If you're watching when the eggs hatch, you'll witness just how tender a momma Golden Eagle can be. As soon as she hears (feels?) the young eagle starting to crack the shell that begins the process of hatching, she carefully rises, steps to the side of the nest and watches the process very intently...and now you can do the same sitting in your home.
If it hadn't been for the dedication of Janet Zuelke and her sidekick, Forrest Babcock, committed to the safety of the eagles that built a nest on the cliff overlooking Whychus Creek, none of what we are enjoying today would have been possible. In fact, Zuelke took personal ownership of that nest. From the time the female laid her first egg, Zuelke was on pins and needles, worrying about the welfare of the nestlings and parents.
One year a youngster was blown out of the nest in a powerful windstorm, and really, I worried abut Zuelke's health and welfare. That dear woman was beside herself as she watched helplessly the attempts of the alarmed female eagle trying to coax the baby back into the nest by offering it food. I had the honor to be with Zuelke as she went though the pain and sorrow of that event.
She wanted me to go over there and place the baby back into the nest, but that wasn't in the "rules." If the youngster had been blown out because of human causes I guess it would have been legal to butt in. But this was all in Mother Nature's bailiwick; we humans had nothing to do with it. Unfortunately, the baby wasn't any more than a few days old when the windstorm blew it out and tumbled it down into the outer parts of the nest. Again and again mom offered the tiny nestling food to entice it back into the nest, but time and time again the weak and helpless chick fell back exhausted, until finally the wind sapped away all the warmth and strength of the nestling and it died.
I thought I was going to lose Zuelke; her tears, suffering and anxiety were so sad to witness. If there had been two nestlings perhaps it wouldn't have been so hard on her, but in time she healed and accepted the unfortunate incident as part of what is actually fairly normal and regular in Nature.
The female kept coming back each spring, each time making the nest bigger, stronger and safer for her little ones. And each time she came back, Zuelke and Babcock said, "What if we had a camera..." Then one spring day the light came on. Babcock had the answer and the beginning of what we see today began to happen.
A tent, staked to the ground was protecting the camera system back in 2011—crude, shaky and far from weatherproof. But anyone who knew and worked with Babcock also knew he was good at solving challenges, and his first gazebo solved the problem of stability and weather protection. As an optical engineer, applying his skills to challenges was right up his alley. What a thrill it was the first time the two called me to come out and see the first images of the eagles on the TV in their living room.
From that day on, the images became more steady, better focused and more reliable, and the crowning glory came when Babcock, all by himself, poured a concrete pedestal in his beautifully built gazebo to support the camera.
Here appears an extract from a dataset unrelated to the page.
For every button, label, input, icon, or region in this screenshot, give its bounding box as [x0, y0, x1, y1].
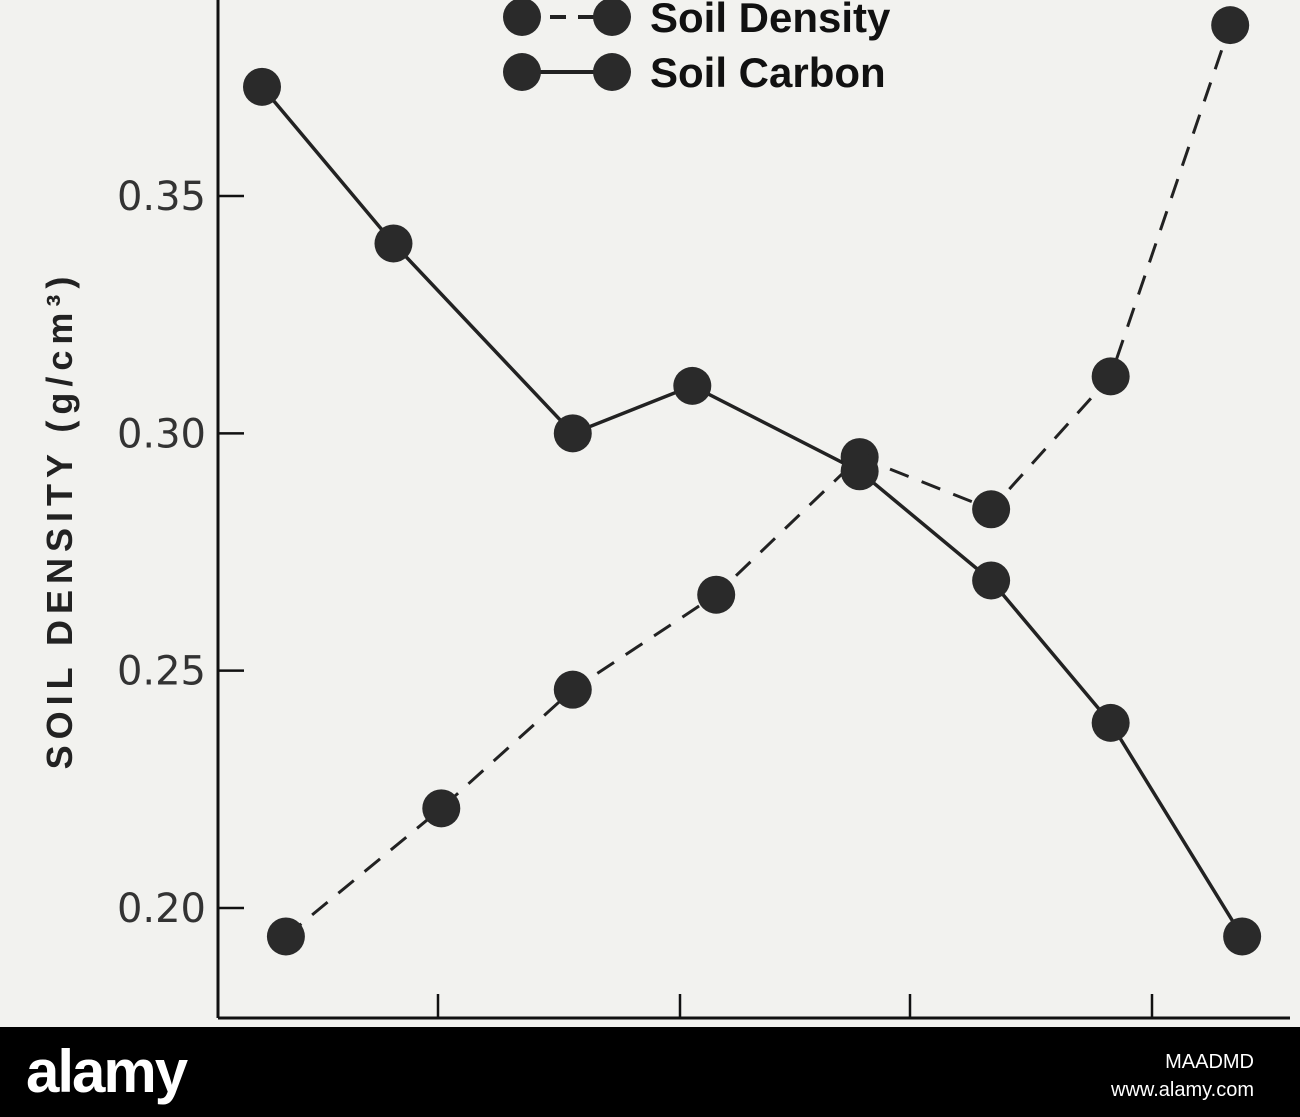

From that day to this, the images streaming out of the optical and electronic equipment now housed in their beautiful old gazebo are rock-solid and are being viewed around the world.
I'm sure many people held their breath when Zuelke and Babcock sold out and left Sisters Country, but Leslie Lawrence, the wonderful lady who purchased the place, took to the eagle cam like a duck to water.
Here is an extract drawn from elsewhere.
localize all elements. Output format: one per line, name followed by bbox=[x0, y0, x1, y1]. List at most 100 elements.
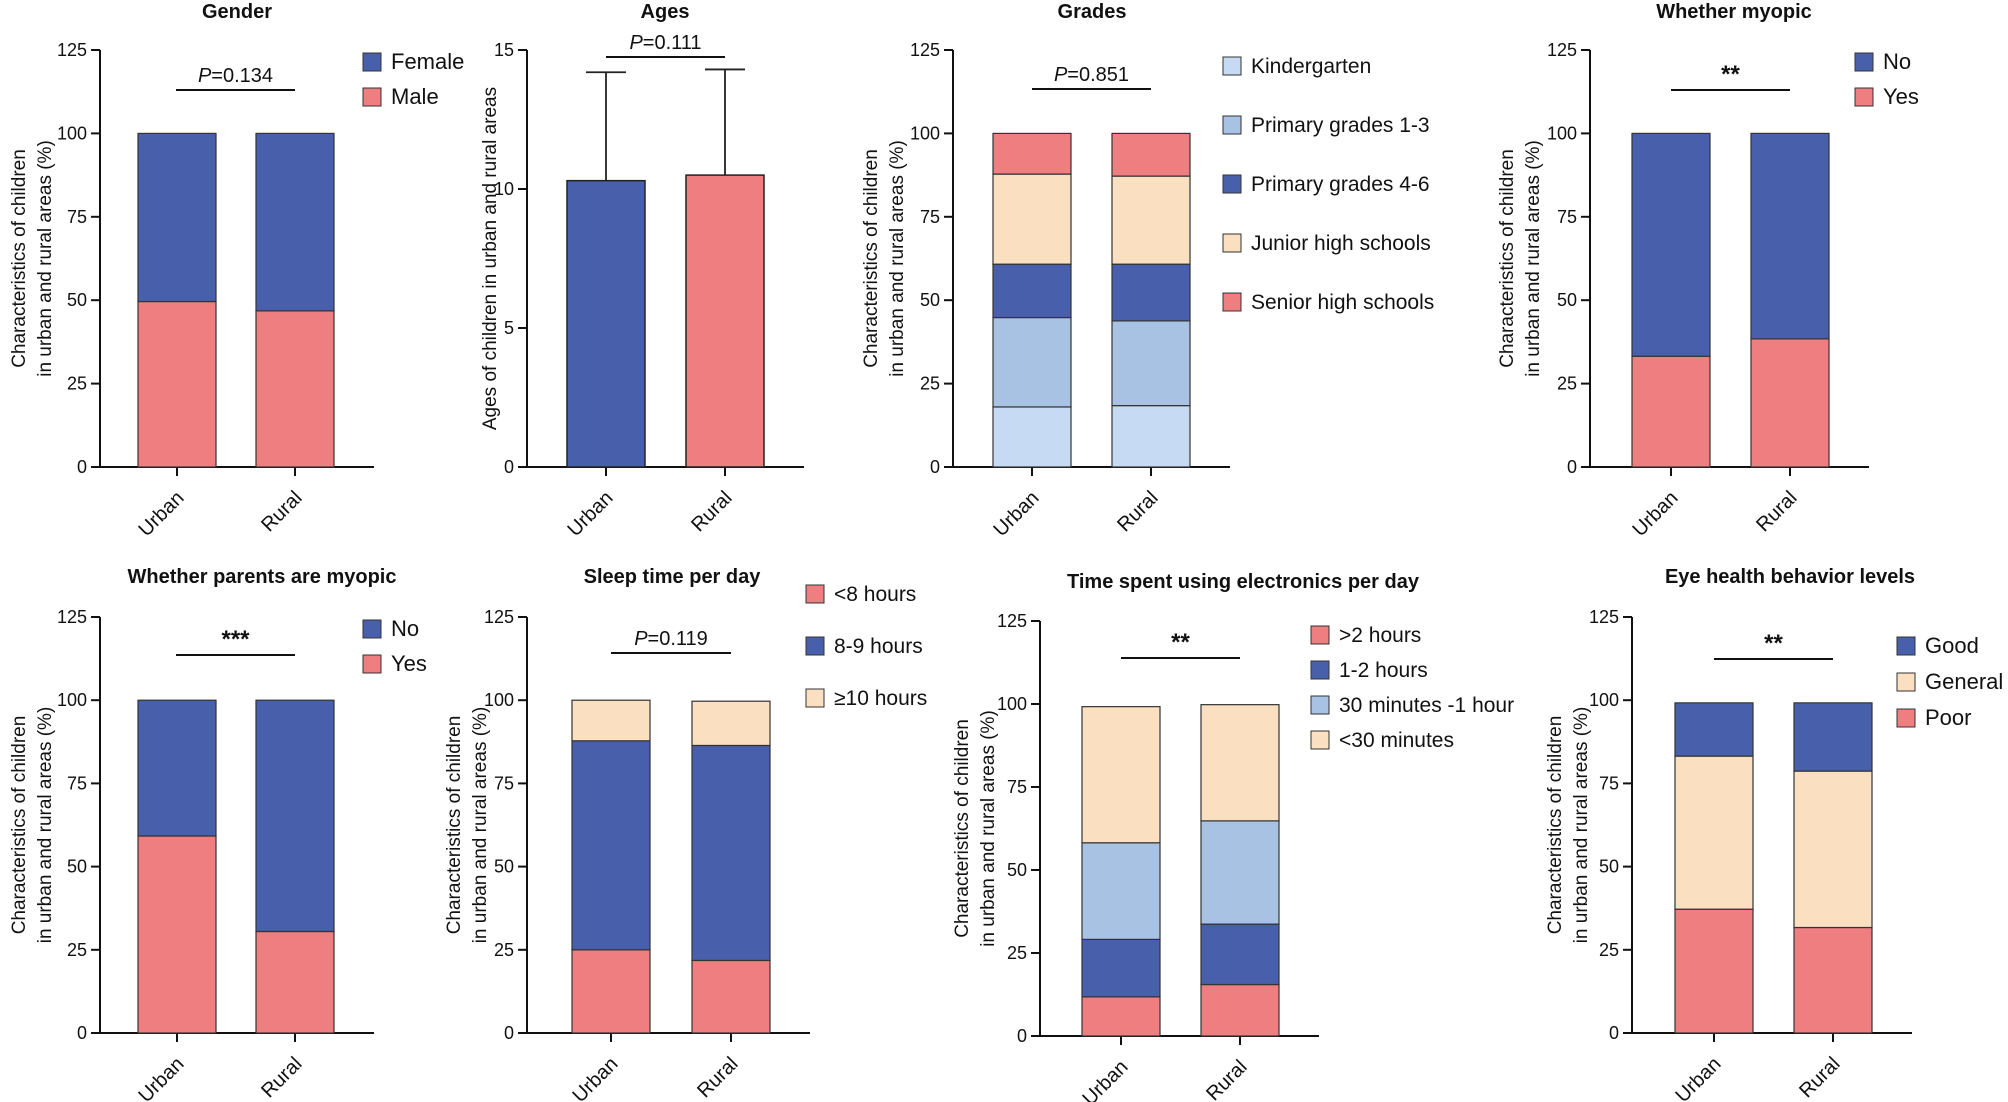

Gary Miller and the Sisters Photography Club jumped right in to keep the cam up and running, and Lawrence herself plunked down the money needed to keep the streaming going. But it was Kevin Smith of East Cascades Audubon Society who took over all the financial needs, and Jim Hammond of the Sisters Astronomy Club who not only solved all the mechanical and optical issues, but is still mothering it today.
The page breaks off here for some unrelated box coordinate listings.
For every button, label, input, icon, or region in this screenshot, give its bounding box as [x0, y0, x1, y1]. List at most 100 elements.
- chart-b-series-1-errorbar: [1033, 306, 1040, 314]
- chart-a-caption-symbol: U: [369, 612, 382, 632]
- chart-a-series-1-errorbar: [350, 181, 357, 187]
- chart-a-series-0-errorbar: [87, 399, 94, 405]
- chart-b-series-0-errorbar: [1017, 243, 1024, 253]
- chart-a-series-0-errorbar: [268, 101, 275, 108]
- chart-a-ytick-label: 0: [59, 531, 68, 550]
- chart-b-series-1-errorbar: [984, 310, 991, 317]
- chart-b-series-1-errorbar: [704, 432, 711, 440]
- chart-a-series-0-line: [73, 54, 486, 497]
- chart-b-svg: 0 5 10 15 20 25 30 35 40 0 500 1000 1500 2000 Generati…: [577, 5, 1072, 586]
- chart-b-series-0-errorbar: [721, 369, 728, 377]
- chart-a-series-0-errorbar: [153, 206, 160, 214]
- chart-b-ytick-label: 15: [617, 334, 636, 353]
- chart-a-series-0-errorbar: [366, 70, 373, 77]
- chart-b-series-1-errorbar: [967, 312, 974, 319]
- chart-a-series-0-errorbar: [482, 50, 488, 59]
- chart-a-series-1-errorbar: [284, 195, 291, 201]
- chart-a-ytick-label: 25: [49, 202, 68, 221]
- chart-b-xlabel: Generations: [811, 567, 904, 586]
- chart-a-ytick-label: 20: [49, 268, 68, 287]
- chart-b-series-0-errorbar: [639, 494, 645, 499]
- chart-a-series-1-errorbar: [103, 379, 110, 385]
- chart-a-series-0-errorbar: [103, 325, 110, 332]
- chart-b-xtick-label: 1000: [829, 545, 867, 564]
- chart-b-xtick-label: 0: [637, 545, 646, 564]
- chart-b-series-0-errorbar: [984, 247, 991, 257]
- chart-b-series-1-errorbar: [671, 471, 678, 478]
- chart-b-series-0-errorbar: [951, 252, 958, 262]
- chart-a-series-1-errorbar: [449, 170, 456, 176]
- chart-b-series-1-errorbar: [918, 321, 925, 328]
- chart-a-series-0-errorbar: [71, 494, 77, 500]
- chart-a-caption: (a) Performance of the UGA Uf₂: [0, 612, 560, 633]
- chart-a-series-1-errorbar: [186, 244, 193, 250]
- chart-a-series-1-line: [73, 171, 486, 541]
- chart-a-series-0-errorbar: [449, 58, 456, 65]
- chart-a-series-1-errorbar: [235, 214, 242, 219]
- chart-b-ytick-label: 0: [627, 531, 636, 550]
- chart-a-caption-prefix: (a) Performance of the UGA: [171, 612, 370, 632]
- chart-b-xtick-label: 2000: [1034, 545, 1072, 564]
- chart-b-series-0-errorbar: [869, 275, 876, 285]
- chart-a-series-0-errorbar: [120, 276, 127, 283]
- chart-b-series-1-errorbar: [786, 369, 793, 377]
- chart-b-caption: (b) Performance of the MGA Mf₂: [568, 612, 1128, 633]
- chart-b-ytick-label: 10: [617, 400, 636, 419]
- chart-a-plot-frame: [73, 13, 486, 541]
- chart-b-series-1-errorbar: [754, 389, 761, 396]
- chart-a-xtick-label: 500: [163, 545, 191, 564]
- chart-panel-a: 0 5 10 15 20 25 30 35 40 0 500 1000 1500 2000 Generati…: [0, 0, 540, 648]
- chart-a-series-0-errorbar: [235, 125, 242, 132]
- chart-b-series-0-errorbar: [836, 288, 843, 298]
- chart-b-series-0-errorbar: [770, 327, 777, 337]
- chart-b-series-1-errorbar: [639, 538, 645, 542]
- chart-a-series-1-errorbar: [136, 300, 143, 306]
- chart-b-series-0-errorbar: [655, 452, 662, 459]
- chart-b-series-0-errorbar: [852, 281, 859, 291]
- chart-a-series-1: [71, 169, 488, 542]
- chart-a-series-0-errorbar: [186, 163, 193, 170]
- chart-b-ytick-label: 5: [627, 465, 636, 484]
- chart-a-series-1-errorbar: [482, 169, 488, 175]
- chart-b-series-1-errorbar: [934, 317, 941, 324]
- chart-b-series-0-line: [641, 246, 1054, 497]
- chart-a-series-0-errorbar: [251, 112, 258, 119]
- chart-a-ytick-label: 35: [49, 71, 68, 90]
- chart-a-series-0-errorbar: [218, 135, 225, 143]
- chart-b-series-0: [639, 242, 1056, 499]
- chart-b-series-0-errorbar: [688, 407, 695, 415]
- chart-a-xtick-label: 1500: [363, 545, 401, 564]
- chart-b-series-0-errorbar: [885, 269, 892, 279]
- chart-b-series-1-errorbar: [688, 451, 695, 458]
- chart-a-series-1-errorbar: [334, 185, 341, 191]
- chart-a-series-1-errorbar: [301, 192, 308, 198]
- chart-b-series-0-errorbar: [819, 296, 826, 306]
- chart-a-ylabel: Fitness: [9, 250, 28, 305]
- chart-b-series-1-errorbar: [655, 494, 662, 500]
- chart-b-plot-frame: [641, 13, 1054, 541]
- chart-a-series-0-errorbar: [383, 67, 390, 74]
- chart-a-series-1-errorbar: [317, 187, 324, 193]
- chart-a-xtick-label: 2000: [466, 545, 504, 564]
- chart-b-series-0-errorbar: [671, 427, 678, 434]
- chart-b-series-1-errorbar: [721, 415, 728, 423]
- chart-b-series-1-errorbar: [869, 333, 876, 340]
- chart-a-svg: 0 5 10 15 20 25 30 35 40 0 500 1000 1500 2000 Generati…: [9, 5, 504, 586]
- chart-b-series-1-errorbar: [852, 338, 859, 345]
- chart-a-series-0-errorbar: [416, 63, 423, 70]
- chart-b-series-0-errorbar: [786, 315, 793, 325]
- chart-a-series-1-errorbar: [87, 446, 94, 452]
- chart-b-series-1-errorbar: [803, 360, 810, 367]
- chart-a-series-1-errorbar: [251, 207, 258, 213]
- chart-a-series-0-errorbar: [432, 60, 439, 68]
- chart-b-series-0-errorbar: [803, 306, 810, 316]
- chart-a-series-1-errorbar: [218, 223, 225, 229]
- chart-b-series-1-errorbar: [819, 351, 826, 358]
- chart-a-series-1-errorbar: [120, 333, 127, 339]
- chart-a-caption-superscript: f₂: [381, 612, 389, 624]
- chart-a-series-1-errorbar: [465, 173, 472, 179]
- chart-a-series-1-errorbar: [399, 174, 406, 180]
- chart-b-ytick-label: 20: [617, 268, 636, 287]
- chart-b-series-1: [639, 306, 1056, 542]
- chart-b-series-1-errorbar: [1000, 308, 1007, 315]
It's free to watch, but costly to keep going. Jim has to keep tuning it up, as it's sitting right out there in weather, even under the shelter of the original gazebo. It also costs money to pay the streaming costs, and the equipment isn't free, either. If you'd like to help defray the costs, you can make a donation right on the Golden Eagle webpage, goldeneaglecam.com.
As you watch life unfurl for the young eagles in the nest, give a thought to how well the love of nature works when combined with a lot of people cooperating and working together for the good of all, and what that will mean in the years to come.